US aircraft carrier arrives in South Korea amid tensions with North Korea

USS Theodore Roosevelt to participate in joint military exercises between the United States, South Korea and Japan.

South Korea
An F-18 fighter jet sits in the hangar of the USS Theodore Roosevelt, a nuclear-powered aircraft carrier, anchored at Busan Naval Base in South Korea [Song Kyung-Seok/Pool via AFP]

A nuclear-powered United States aircraft carrier has arrived in South Korea for three-nation exercises aimed at stepping up military training, days after North Korea and Russia signed a mutual defence pact.

“The US Navy’s aircraft carrier Theodore Roosevelt … arrived at the Busan Naval Base on the morning of June 22,” the South Korean Navy said in a statement.

“[The aircraft carrier’s arrival] demonstrates the strong combined defence posture of the South Korea-US alliance and their firm resolve to respond to the escalating threats from North Korea,” it said on Saturday.

The carrier is expected to participate in joint exercises with South Korea and Japan this month. Pyongyang has always decried similar combined drills as rehearsals for an invasion.
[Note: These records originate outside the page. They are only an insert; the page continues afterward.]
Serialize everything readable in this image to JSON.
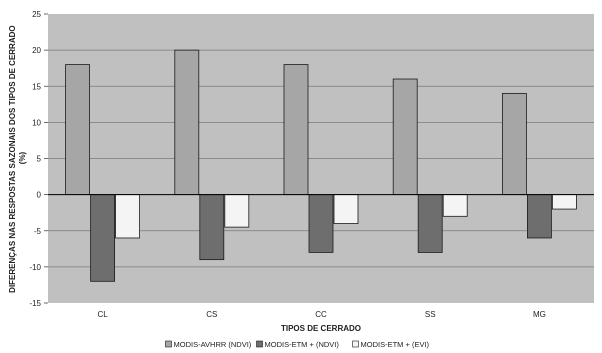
{
  "chart_data": {
    "type": "bar",
    "categories": [
      "CL",
      "CS",
      "CC",
      "SS",
      "MG"
    ],
    "series": [
      {
        "name": "MODIS-AVHRR (NDVI)",
        "values": [
          18,
          20,
          18,
          16,
          14
        ],
        "color": "#a6a6a6"
      },
      {
        "name": "MODIS-ETM + (NDVI)",
        "values": [
          -12,
          -9,
          -8,
          -8,
          -6
        ],
        "color": "#6e6e6e"
      },
      {
        "name": "MODIS-ETM + (EVI)",
        "values": [
          -6,
          -4.5,
          -4,
          -3,
          -2
        ],
        "color": "#f4f4f4"
      }
    ],
    "title": "",
    "xlabel": "TIPOS DE CERRADO",
    "ylabel_lines": [
      "DIFERENÇAS NAS RESPOSTAS SAZONAIS DOS TIPOS DE CERRADO",
      "(%)"
    ],
    "ylim": [
      -15,
      25
    ],
    "yticks": [
      -15,
      -10,
      -5,
      0,
      5,
      10,
      15,
      20,
      25
    ],
    "grid": true,
    "legend": "bottom-center",
    "plot_background": "#c0c0c0"
  }
}
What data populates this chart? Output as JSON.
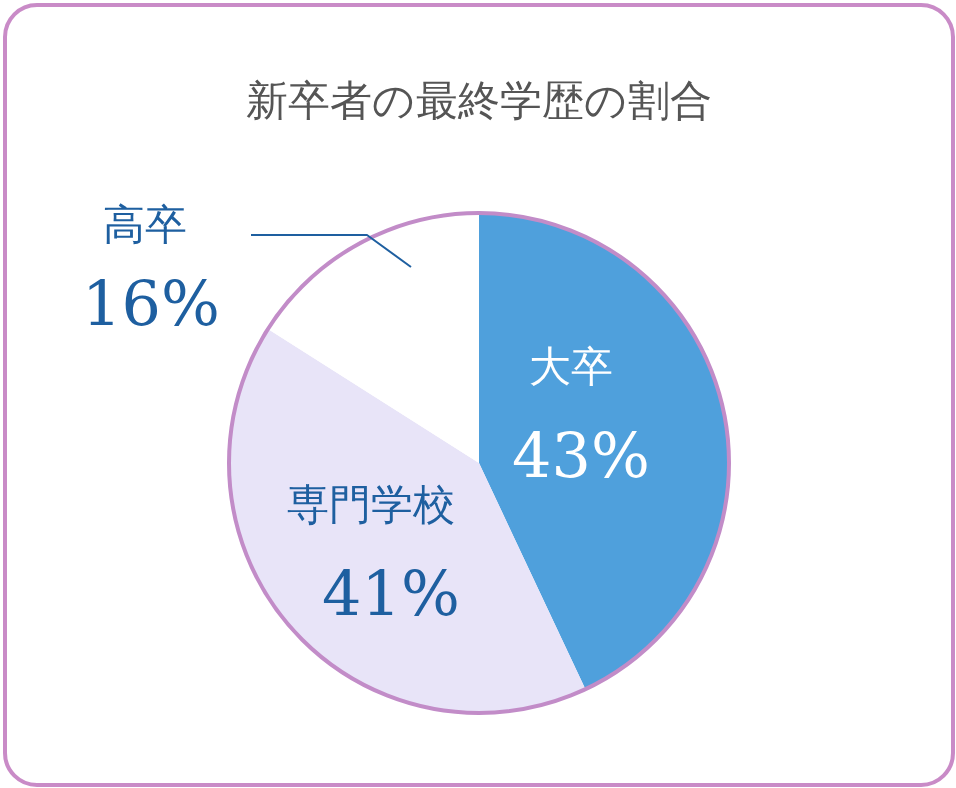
{
  "chart_data": {
    "type": "pie",
    "title": "新卒者の最終学歴の割合",
    "categories": [
      "大卒",
      "専門学校",
      "高卒"
    ],
    "values": [
      43,
      41,
      16
    ],
    "colors": [
      "#4fa0dc",
      "#e8e4f8",
      "#ffffff"
    ],
    "value_labels": [
      "43%",
      "41%",
      "16%"
    ]
  }
}
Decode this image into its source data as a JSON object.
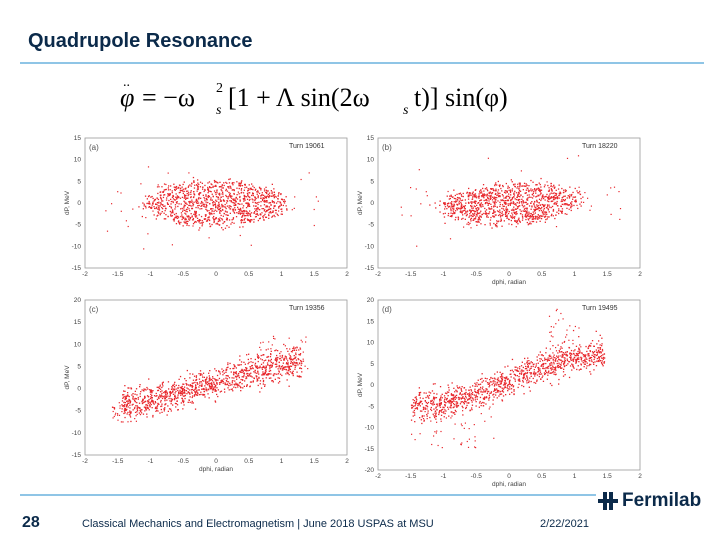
{
  "slide": {
    "title": "Quadrupole Resonance",
    "page_number": "28",
    "footer": "Classical Mechanics and Electromagnetism | June 2018 USPAS at MSU",
    "date": "2/22/2021",
    "logo_text": "Fermilab"
  },
  "equation": {
    "lhs": "φ",
    "rhs_1": "= −ω",
    "sub_s": "s",
    "sup_2": "2",
    "rhs_2": "[1 + Λ sin(2ω",
    "sub_s2": "s",
    "rhs_3": "t)] sin(φ)"
  },
  "colors": {
    "title": "#0b2a4a",
    "rule": "#8fc5e6",
    "points": "#e8262b",
    "logo": "#0b2a4a"
  },
  "chart_data": [
    {
      "type": "scatter",
      "panel": "(a)",
      "annotation": "Turn 19061",
      "xlabel": "",
      "ylabel": "dP, MeV",
      "xlim": [
        -2,
        2
      ],
      "ylim": [
        -15,
        15
      ],
      "xticks": [
        "-2",
        "-1.5",
        "-1",
        "-0.5",
        "0",
        "0.5",
        "1",
        "1.5",
        "2"
      ],
      "yticks": [
        "15",
        "10",
        "5",
        "0",
        "-5",
        "-10",
        "-15"
      ],
      "distribution": "filled ellipse centred at (0,0), phase half-width ~1.0 rad, dP half-height ~5 MeV, sparse halo to ±1.6 rad"
    },
    {
      "type": "scatter",
      "panel": "(b)",
      "annotation": "Turn 18220",
      "xlabel": "dphi, radian",
      "ylabel": "dP, MeV",
      "xlim": [
        -2,
        2
      ],
      "ylim": [
        -15,
        15
      ],
      "xticks": [
        "-2",
        "-1.5",
        "-1",
        "-0.5",
        "0",
        "0.5",
        "1",
        "1.5",
        "2"
      ],
      "yticks": [
        "15",
        "10",
        "5",
        "0",
        "-5",
        "-10",
        "-15"
      ],
      "distribution": "filled ellipse slightly tilted, phase half-width ~1.0 rad, dP half-height ~4.5 MeV"
    },
    {
      "type": "scatter",
      "panel": "(c)",
      "annotation": "Turn 19356",
      "xlabel": "dphi, radian",
      "ylabel": "dP, MeV",
      "xlim": [
        -2,
        2
      ],
      "ylim": [
        -15,
        20
      ],
      "xticks": [
        "-2",
        "-1.5",
        "-1",
        "-0.5",
        "0",
        "0.5",
        "1",
        "1.5",
        "2"
      ],
      "yticks": [
        "20",
        "15",
        "10",
        "5",
        "0",
        "-5",
        "-10",
        "-15"
      ],
      "distribution": "S-shaped band: dP ≈ -3 at -1.4 rad rising to +6 at +1.2 rad, width ~4 MeV"
    },
    {
      "type": "scatter",
      "panel": "(d)",
      "annotation": "Turn 19495",
      "xlabel": "dphi, radian",
      "ylabel": "dP, MeV",
      "xlim": [
        -2,
        2
      ],
      "ylim": [
        -20,
        20
      ],
      "xticks": [
        "-2",
        "-1.5",
        "-1",
        "-0.5",
        "0",
        "0.5",
        "1",
        "1.5",
        "2"
      ],
      "yticks": [
        "20",
        "15",
        "10",
        "5",
        "0",
        "-5",
        "-10",
        "-15",
        "-20"
      ],
      "distribution": "strongly S-shaped band with arms reaching dP ≈ -15 near -0.3 rad and +18 near +0.7 rad"
    }
  ]
}
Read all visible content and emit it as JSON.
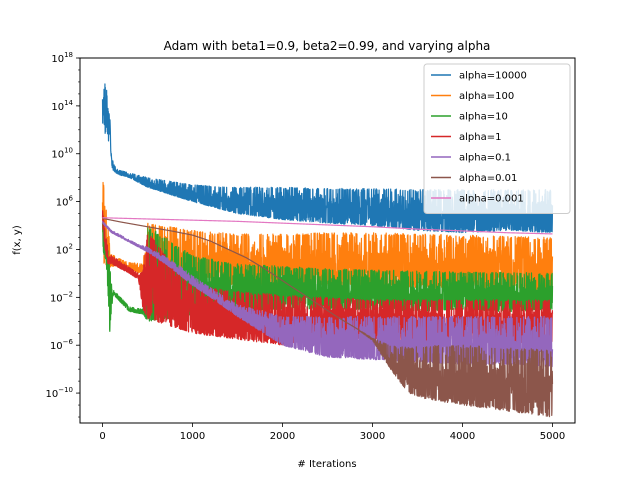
{
  "chart_data": {
    "type": "line",
    "title": "Adam with beta1=0.9, beta2=0.99, and varying alpha",
    "xlabel": "# Iterations",
    "ylabel": "f(x, y)",
    "xlim": [
      -250,
      5250
    ],
    "ylim_log10": [
      -12.5,
      18
    ],
    "y_scale": "log",
    "x_ticks": [
      0,
      1000,
      2000,
      3000,
      4000,
      5000
    ],
    "y_ticks_exp": [
      -10,
      -6,
      -2,
      2,
      6,
      10,
      14,
      18
    ],
    "legend_position": "top-right",
    "grid": false,
    "series": [
      {
        "name": "alpha=10000",
        "color": "#1f77b4",
        "envelope": {
          "x": [
            0,
            10,
            20,
            30,
            40,
            50,
            60,
            70,
            80,
            90,
            100,
            120,
            150,
            200,
            300,
            500,
            1000,
            1500,
            2000,
            2500,
            3000,
            3500,
            4000,
            4500,
            5000
          ],
          "hi": [
            17.0,
            16.8,
            16.5,
            15.6,
            16.0,
            15.0,
            13.8,
            14.5,
            13.0,
            12.5,
            10.0,
            9.2,
            8.8,
            8.6,
            8.4,
            8.0,
            7.4,
            7.2,
            7.2,
            7.1,
            7.1,
            7.0,
            7.0,
            7.0,
            7.0
          ],
          "lo": [
            11.0,
            12.0,
            12.5,
            11.5,
            12.0,
            12.5,
            11.0,
            11.0,
            11.5,
            10.5,
            9.0,
            8.6,
            8.4,
            8.2,
            8.0,
            7.2,
            6.0,
            5.0,
            4.5,
            4.2,
            4.0,
            3.6,
            3.4,
            3.6,
            3.4
          ]
        }
      },
      {
        "name": "alpha=100",
        "color": "#ff7f0e",
        "envelope": {
          "x": [
            0,
            10,
            20,
            30,
            40,
            50,
            60,
            80,
            100,
            150,
            200,
            300,
            450,
            500,
            1000,
            1500,
            2000,
            2500,
            3000,
            3500,
            4000,
            4500,
            5000
          ],
          "hi": [
            8.0,
            7.5,
            7.0,
            6.2,
            5.5,
            4.8,
            3.8,
            2.8,
            1.6,
            1.4,
            1.2,
            0.9,
            0.8,
            4.2,
            3.6,
            3.3,
            3.3,
            3.4,
            3.4,
            3.3,
            3.2,
            3.1,
            3.0
          ],
          "lo": [
            3.0,
            1.5,
            0.5,
            1.5,
            0.5,
            1.0,
            0.5,
            0.5,
            0.6,
            0.6,
            0.5,
            0.2,
            0.0,
            -0.5,
            -0.5,
            -1.0,
            -1.0,
            -1.0,
            -1.0,
            -1.2,
            -1.2,
            -1.2,
            -1.5
          ]
        }
      },
      {
        "name": "alpha=10",
        "color": "#2ca02c",
        "envelope": {
          "x": [
            0,
            20,
            40,
            60,
            80,
            100,
            120,
            150,
            200,
            300,
            450,
            500,
            1000,
            1500,
            2000,
            2500,
            3000,
            3500,
            4000,
            4500,
            5000
          ],
          "hi": [
            5.0,
            4.0,
            3.0,
            2.0,
            0.5,
            -0.8,
            -1.2,
            -1.6,
            -2.0,
            -2.8,
            -3.0,
            4.0,
            1.5,
            0.8,
            0.6,
            0.4,
            0.3,
            0.2,
            0.1,
            0.1,
            0.0
          ],
          "lo": [
            2.0,
            1.5,
            1.0,
            -1.5,
            -5.0,
            -3.0,
            -1.8,
            -2.0,
            -2.4,
            -3.2,
            -3.4,
            -4.0,
            -3.5,
            -3.2,
            -3.0,
            -3.0,
            -3.0,
            -3.2,
            -3.0,
            -3.2,
            -3.0
          ]
        }
      },
      {
        "name": "alpha=1",
        "color": "#d62728",
        "envelope": {
          "x": [
            0,
            20,
            40,
            60,
            80,
            100,
            200,
            300,
            400,
            450,
            500,
            800,
            1000,
            1500,
            2000,
            2500,
            3000,
            3500,
            4000,
            4500,
            5000
          ],
          "hi": [
            5.5,
            4.0,
            3.0,
            2.0,
            1.5,
            1.5,
            1.0,
            0.5,
            0.0,
            0.2,
            3.6,
            0.5,
            -1.0,
            -1.5,
            -1.8,
            -2.0,
            -2.2,
            -2.2,
            -2.2,
            -2.2,
            -2.2
          ],
          "lo": [
            4.0,
            2.5,
            1.5,
            0.8,
            0.8,
            0.8,
            0.4,
            0.0,
            -0.5,
            -3.0,
            -3.8,
            -4.5,
            -5.0,
            -5.5,
            -6.0,
            -5.5,
            -5.5,
            -5.8,
            -5.5,
            -6.0,
            -5.8
          ]
        }
      },
      {
        "name": "alpha=0.1",
        "color": "#9467bd",
        "envelope": {
          "x": [
            0,
            100,
            200,
            300,
            400,
            500,
            700,
            900,
            1000,
            1200,
            1500,
            2000,
            2500,
            3000,
            3500,
            4000,
            4500,
            5000
          ],
          "hi": [
            4.4,
            3.6,
            3.2,
            2.8,
            2.4,
            2.2,
            1.4,
            0.4,
            -0.2,
            -1.2,
            -2.6,
            -3.6,
            -3.6,
            -3.6,
            -3.6,
            -3.6,
            -3.6,
            -3.6
          ],
          "lo": [
            4.2,
            3.4,
            3.0,
            2.6,
            2.2,
            1.8,
            0.8,
            -0.4,
            -1.0,
            -2.0,
            -3.6,
            -6.0,
            -7.0,
            -7.2,
            -7.4,
            -7.6,
            -7.6,
            -7.8
          ]
        }
      },
      {
        "name": "alpha=0.01",
        "color": "#8c564b",
        "envelope": {
          "x": [
            0,
            200,
            500,
            800,
            1000,
            1200,
            1400,
            1600,
            1800,
            2000,
            2200,
            2400,
            2600,
            2800,
            3000,
            3200,
            3400,
            3600,
            4000,
            4500,
            5000
          ],
          "hi": [
            4.6,
            4.3,
            3.9,
            3.5,
            3.2,
            2.7,
            2.0,
            1.3,
            0.4,
            -0.6,
            -1.6,
            -2.6,
            -3.6,
            -4.5,
            -5.4,
            -6.0,
            -6.2,
            -6.0,
            -6.0,
            -6.2,
            -6.4
          ],
          "lo": [
            4.6,
            4.3,
            3.9,
            3.5,
            3.2,
            2.7,
            2.0,
            1.3,
            0.4,
            -0.6,
            -1.6,
            -2.6,
            -3.6,
            -4.5,
            -5.6,
            -8.0,
            -10.0,
            -10.5,
            -11.0,
            -11.5,
            -12.0
          ]
        }
      },
      {
        "name": "alpha=0.001",
        "color": "#e377c2",
        "envelope": {
          "x": [
            0,
            500,
            1000,
            1500,
            2000,
            2500,
            3000,
            3500,
            4000,
            4500,
            5000
          ],
          "hi": [
            4.65,
            4.55,
            4.45,
            4.35,
            4.2,
            4.05,
            3.9,
            3.7,
            3.55,
            3.4,
            3.3
          ],
          "lo": [
            4.65,
            4.55,
            4.45,
            4.35,
            4.2,
            4.05,
            3.9,
            3.7,
            3.55,
            3.4,
            3.3
          ]
        }
      }
    ]
  }
}
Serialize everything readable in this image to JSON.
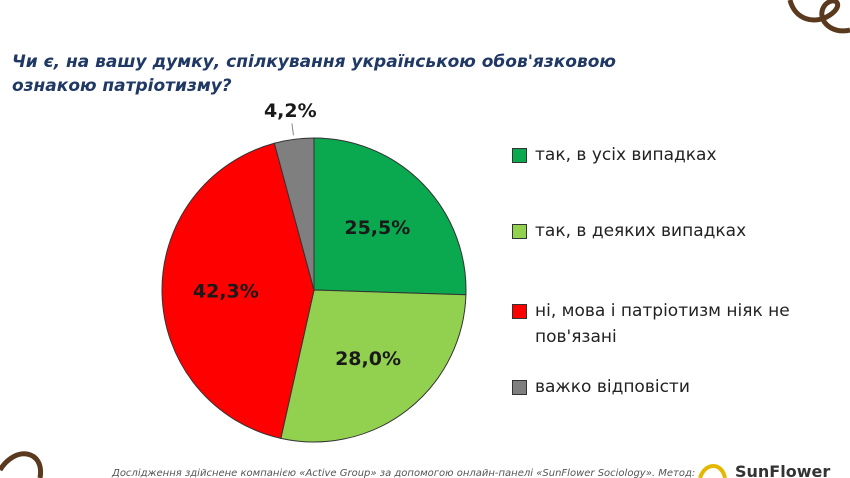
{
  "chart_data": {
    "type": "pie",
    "title": "Чи є, на вашу думку, спілкування українською обов'язковою ознакою патріотизму?",
    "categories": [
      "так, в усіх випадках",
      "так, в деяких випадках",
      "ні, мова і патріотизм ніяк не пов'язані",
      "важко відповісти"
    ],
    "values": [
      25.5,
      28.0,
      42.3,
      4.2
    ],
    "value_labels": [
      "25,5%",
      "28,0%",
      "42,3%",
      "4,2%"
    ],
    "colors": [
      "#0aa84f",
      "#92d050",
      "#ff0000",
      "#7f7f7f"
    ]
  },
  "footer": "Дослідження здійснене компанією «Active Group» за допомогою онлайн-панелі «SunFlower Sociology». Метод:",
  "logo": "SunFlower"
}
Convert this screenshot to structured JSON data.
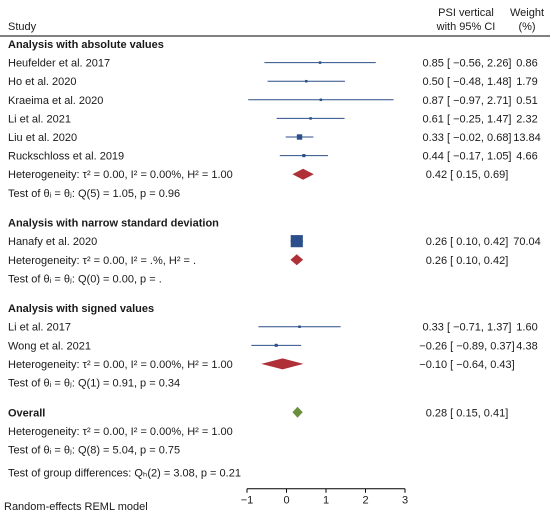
{
  "header": {
    "study_label": "Study",
    "effect_label_line1": "PSI vertical",
    "effect_label_line2": "with 95% CI",
    "weight_label_line1": "Weight",
    "weight_label_line2": "(%)"
  },
  "chart_data": {
    "type": "forest",
    "x_axis": {
      "min": -1,
      "max": 3,
      "ticks": [
        -1,
        0,
        1,
        2,
        3
      ]
    },
    "groups": [
      {
        "title": "Analysis with absolute values",
        "studies": [
          {
            "name": "Heufelder et al. 2017",
            "est": 0.85,
            "lo": -0.56,
            "hi": 2.26,
            "ci_text": "0.85 [ −0.56, 2.26]",
            "weight": 0.86,
            "weight_text": "0.86"
          },
          {
            "name": "Ho et al. 2020",
            "est": 0.5,
            "lo": -0.48,
            "hi": 1.48,
            "ci_text": "0.50 [ −0.48, 1.48]",
            "weight": 1.79,
            "weight_text": "1.79"
          },
          {
            "name": "Kraeima et al. 2020",
            "est": 0.87,
            "lo": -0.97,
            "hi": 2.71,
            "ci_text": "0.87 [ −0.97, 2.71]",
            "weight": 0.51,
            "weight_text": "0.51"
          },
          {
            "name": "Li et al. 2021",
            "est": 0.61,
            "lo": -0.25,
            "hi": 1.47,
            "ci_text": "0.61 [ −0.25, 1.47]",
            "weight": 2.32,
            "weight_text": "2.32"
          },
          {
            "name": "Liu et al. 2020",
            "est": 0.33,
            "lo": -0.02,
            "hi": 0.68,
            "ci_text": "0.33 [ −0.02, 0.68]",
            "weight": 13.84,
            "weight_text": "13.84"
          },
          {
            "name": "Ruckschloss et al. 2019",
            "est": 0.44,
            "lo": -0.17,
            "hi": 1.05,
            "ci_text": "0.44 [ −0.17, 1.05]",
            "weight": 4.66,
            "weight_text": "4.66"
          }
        ],
        "pooled": {
          "est": 0.42,
          "lo": 0.15,
          "hi": 0.69,
          "ci_text": "0.42 [  0.15, 0.69]"
        },
        "heterogeneity": "Heterogeneity: τ² = 0.00, I² = 0.00%, H² = 1.00",
        "test": "Test of θᵢ = θⱼ: Q(5) = 1.05, p = 0.96"
      },
      {
        "title": "Analysis with narrow standard deviation",
        "studies": [
          {
            "name": "Hanafy et al. 2020",
            "est": 0.26,
            "lo": 0.1,
            "hi": 0.42,
            "ci_text": "0.26 [  0.10, 0.42]",
            "weight": 70.04,
            "weight_text": "70.04"
          }
        ],
        "pooled": {
          "est": 0.26,
          "lo": 0.1,
          "hi": 0.42,
          "ci_text": "0.26 [  0.10, 0.42]"
        },
        "heterogeneity": "Heterogeneity: τ² = 0.00, I² = .%, H² = .",
        "test": "Test of θᵢ = θⱼ: Q(0) = 0.00, p = ."
      },
      {
        "title": "Analysis with signed values",
        "studies": [
          {
            "name": "Li et al. 2017",
            "est": 0.33,
            "lo": -0.71,
            "hi": 1.37,
            "ci_text": "0.33 [ −0.71, 1.37]",
            "weight": 1.6,
            "weight_text": "1.60"
          },
          {
            "name": "Wong et al. 2021",
            "est": -0.26,
            "lo": -0.89,
            "hi": 0.37,
            "ci_text": "−0.26 [ −0.89, 0.37]",
            "weight": 4.38,
            "weight_text": "4.38"
          }
        ],
        "pooled": {
          "est": -0.1,
          "lo": -0.64,
          "hi": 0.43,
          "ci_text": "−0.10 [ −0.64, 0.43]"
        },
        "heterogeneity": "Heterogeneity: τ² = 0.00, I² = 0.00%, H² = 1.00",
        "test": "Test of θᵢ = θⱼ: Q(1) = 0.91, p = 0.34"
      }
    ],
    "overall": {
      "title": "Overall",
      "est": 0.28,
      "lo": 0.15,
      "hi": 0.41,
      "ci_text": "0.28 [  0.15, 0.41]",
      "heterogeneity": "Heterogeneity: τ² = 0.00, I² = 0.00%, H² = 1.00",
      "test": "Test of θᵢ = θⱼ: Q(8) = 5.04, p = 0.75",
      "group_test": "Test of group differences: Qₕ(2) = 3.08, p = 0.21"
    },
    "footnote": "Random-effects REML model",
    "colors": {
      "study_marker": "#2b4f8a",
      "ci_line": "#2b4f8a",
      "subgroup_diamond": "#b03038",
      "overall_diamond": "#6b8e3a",
      "header_rule": "#000000"
    }
  }
}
The leaders of the three nations had agreed at a summit in August 2023 to hold annual military training drills. Earlier this month, their defence chiefs announced new exercises aimed at sharpening their combined response in various areas including air, sea and cyberspace.

The arrival of the USS Theodore Roosevelt strike group comes a day after South Korea summoned the Russian ambassador to protest against deal reached between Russian President Vladimir Putin and North Korean leader Kim Jong Un this week. The pact pledges mutual defence assistance in the event of war.

Putin visited North Korea for the first time in 24 years.

South Korea says the agreement between the two isolated nations poses a threat to its security and warned that it could consider sending arms to Ukraine to help fight off the Russian invasion as a response.

North Korean soldiers have also recently been engaged in activities such as laying more landmines, reinforcing tactical roads and adding what seemed to be antitank barriers near the border, according to the South Korean military.

The two Koreas have been locked in a tit-for-tat “balloon war”, with an activist in the South confirming on Friday that he had floated more balloons carrying propaganda north.

Pyongyang has already sent more than a thousand balloons carrying rubbish southwards, and Kim’s powerful sister Kim Yo Jong warned on Friday that the North is likely to retaliate.